Mr Selous also suggested that there should be guaranteed primary care funding for each 1,000 new homes built in an area, which is ‘allocated at the time planning permission is granted’ and delivered as new residents arrive.

Democratic Unionist Party MP for Strangford, Northern Ireland, Jim Shannon backed calls for ring -fenced funding for practices. He said: ‘The choice for the GP service is to move out of town or simply to carry on as it is, which will not meet the needs of the practice, with the growing numbers coming. We need fully serviced practices and must be able to host them.’

Infrastructure levy

He added: ‘How can we entice young people to be doctors when they go for work experience in poky offices and are inundated with unsafe patient numbers.’

Councils can use section 106 of the Town and Country Planning Act 1990 to require a financial or other contribution to mitigate the effects of a development. Traditionally this has been used mainly to require contributions to roads infrastructure, affordable housing and schools.
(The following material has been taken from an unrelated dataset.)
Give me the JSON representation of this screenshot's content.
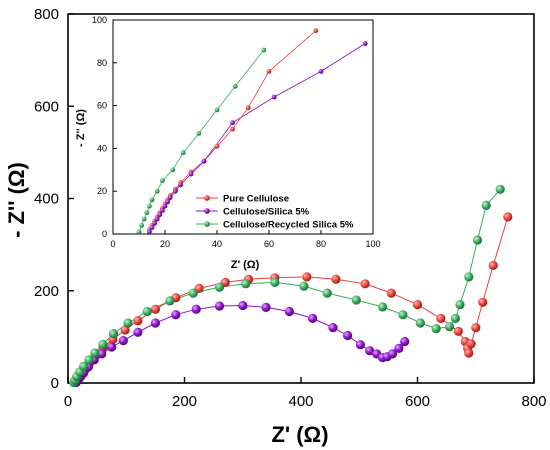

GP practice can also access funding for estates via the CIL, which was introduced in April 2010 and gives councils across England the power to claim millions of pounds from developers to help improve premises.

Responding to calls for extra funding for practices to expand premises and workforce, housing minister Stuart Andrew said: ‘We need to ensure that new homes automatically translate into new infrastructure, whether that be hospitals, GP practices, schools or parks and play areas, because they are all things that we rely on.

That is why we are exploring the introduction of a new infrastructure levy to replace the existing system of developer contributions…At the moment, we plan for that new levy to be payable on completion of development.’

The government revealed in its August 2020 Planning white paper that it intends to replace Section 106 and the CIL with a new National Infrastructure Levy – giving councils greater flexibility over using levy funds.